Noise model Recommended loss Recommended weights f_scale guide
Photon counting (Poisson) "soft_l1" "poisson" ~0.5 × \(\sqrt{I_\max}\)
Electronic readout (Gaussian) "soft_l1" or "linear" "none" ~2 × \(\sigma_\text{noise}\)
Mixed "huber" "poisson" ~ noise floor
Clean synthetic data "linear" "none" (any)

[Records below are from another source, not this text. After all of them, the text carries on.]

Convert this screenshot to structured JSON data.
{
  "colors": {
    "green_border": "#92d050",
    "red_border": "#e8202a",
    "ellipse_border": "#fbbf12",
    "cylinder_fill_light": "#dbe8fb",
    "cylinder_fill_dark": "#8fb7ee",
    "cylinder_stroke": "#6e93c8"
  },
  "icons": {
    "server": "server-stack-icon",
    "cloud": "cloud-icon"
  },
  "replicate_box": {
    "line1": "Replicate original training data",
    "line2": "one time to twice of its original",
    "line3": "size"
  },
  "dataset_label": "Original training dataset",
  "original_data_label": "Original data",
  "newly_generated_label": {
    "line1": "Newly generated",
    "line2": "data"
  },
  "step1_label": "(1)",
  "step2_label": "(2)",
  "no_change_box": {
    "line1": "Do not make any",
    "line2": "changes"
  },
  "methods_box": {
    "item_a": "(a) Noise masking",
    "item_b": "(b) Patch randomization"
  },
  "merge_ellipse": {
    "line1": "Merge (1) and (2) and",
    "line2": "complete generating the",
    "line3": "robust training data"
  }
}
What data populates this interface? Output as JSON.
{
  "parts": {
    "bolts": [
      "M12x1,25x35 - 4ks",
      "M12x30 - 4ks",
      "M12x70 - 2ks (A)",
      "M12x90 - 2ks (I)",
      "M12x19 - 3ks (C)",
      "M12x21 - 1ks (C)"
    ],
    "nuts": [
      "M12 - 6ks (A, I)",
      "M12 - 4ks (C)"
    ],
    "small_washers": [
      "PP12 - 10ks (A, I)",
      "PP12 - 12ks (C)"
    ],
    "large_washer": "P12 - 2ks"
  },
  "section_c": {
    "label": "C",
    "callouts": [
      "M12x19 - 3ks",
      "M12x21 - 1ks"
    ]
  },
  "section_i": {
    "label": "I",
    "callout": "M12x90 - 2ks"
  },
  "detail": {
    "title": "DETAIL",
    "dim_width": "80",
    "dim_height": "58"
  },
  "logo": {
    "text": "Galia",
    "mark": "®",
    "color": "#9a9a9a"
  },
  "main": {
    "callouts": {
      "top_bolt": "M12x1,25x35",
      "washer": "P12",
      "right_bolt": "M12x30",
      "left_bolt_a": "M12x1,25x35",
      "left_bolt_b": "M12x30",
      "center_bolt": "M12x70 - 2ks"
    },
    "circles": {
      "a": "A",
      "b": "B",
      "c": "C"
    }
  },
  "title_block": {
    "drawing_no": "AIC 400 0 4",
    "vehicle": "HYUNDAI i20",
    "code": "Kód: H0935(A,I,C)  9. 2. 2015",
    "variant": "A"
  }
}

Alternative: ODE-based simulation with tl.simulate

The approach above evaluates the analytical model expressions directly via tl.get_model(). For physically-grounded simulations that integrate the full trap-kinetics ODE system, use tl.simulate:

import tldecpy as tl
from tldecpy.simulate.fo import ode_fo, infer_n0_s

T0, T_end, beta = 300.0, 600.0, 1.0
E, Tm = 1.2, 450.0

n0, s = infer_n0_s(Im=1500.0, Tm=Tm, E=E, beta=beta)

ode_result = tl.simulate(
    ode_fo, params=(s, E),
    T0=T0, T_end=T_end, beta=beta,
    y0=[n0], state_keys=["n"],
    noise_config={"mode": "poisson", "seed": 0},
)

print(f"T shape : {ode_result.T.shape}")
print(f"I max   : {ode_result.I.max():.1f}")
print(f"States  : {list(ode_result.states.keys())}")

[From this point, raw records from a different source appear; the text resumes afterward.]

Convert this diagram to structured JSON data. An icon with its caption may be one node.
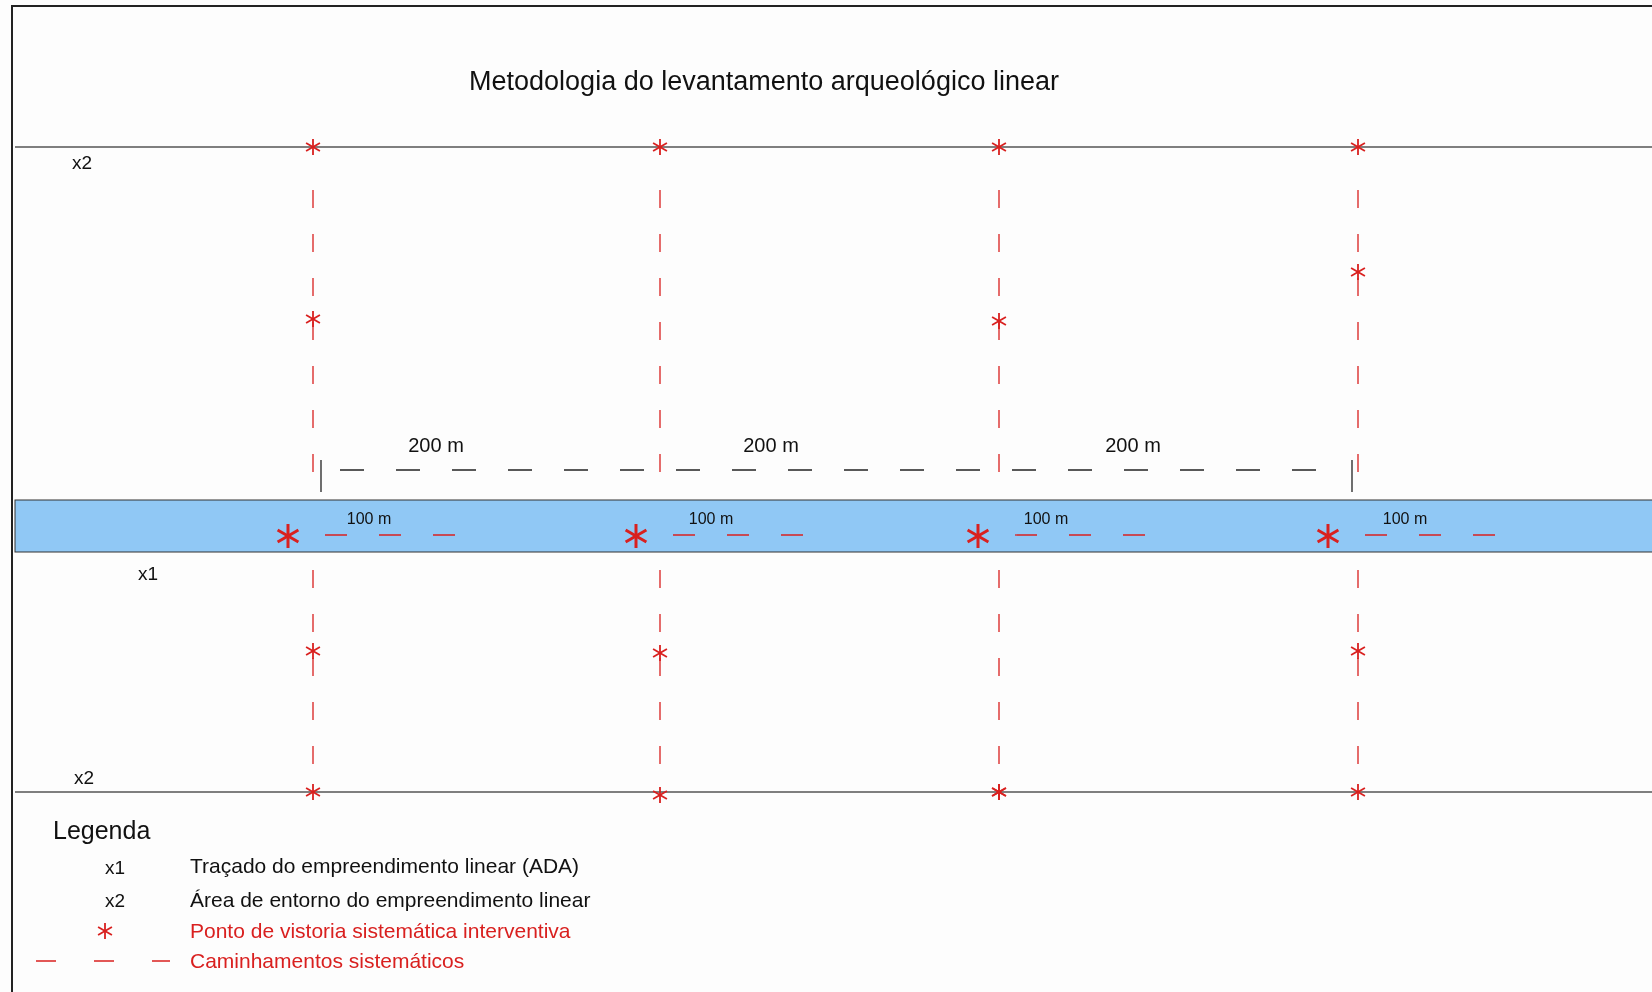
{
  "diagram": {
    "title": "Metodologia do levantamento arqueológico linear",
    "labels": [
      "x2",
      "200 m",
      "200 m",
      "200 m",
      "100 m",
      "100 m",
      "100 m",
      "100 m",
      "x1",
      "x2",
      "Legenda",
      "x1",
      "x2"
    ],
    "legend": [
      {
        "text": "Traçado do empreendimento linear (ADA)"
      },
      {
        "text": "Área de entorno do empreendimento linear"
      },
      {
        "text": "Ponto de vistoria sistemática interventiva"
      },
      {
        "text": "Caminhamentos sistemáticos"
      }
    ]
  }
}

tl.simulate integrates the ODE using scipy.integrate.solve_ivp and returns a SimulationResult with T, I, states, and time. The ODE helper functions (ode_fo, infer_n0_s, etc.) live in tldecpy.simulate sub-modules and are not part of the public tl.* namespace.

Use tl.simulate when you need access to the trap-population trajectory n(T) or want to study the effect of different initial occupancies.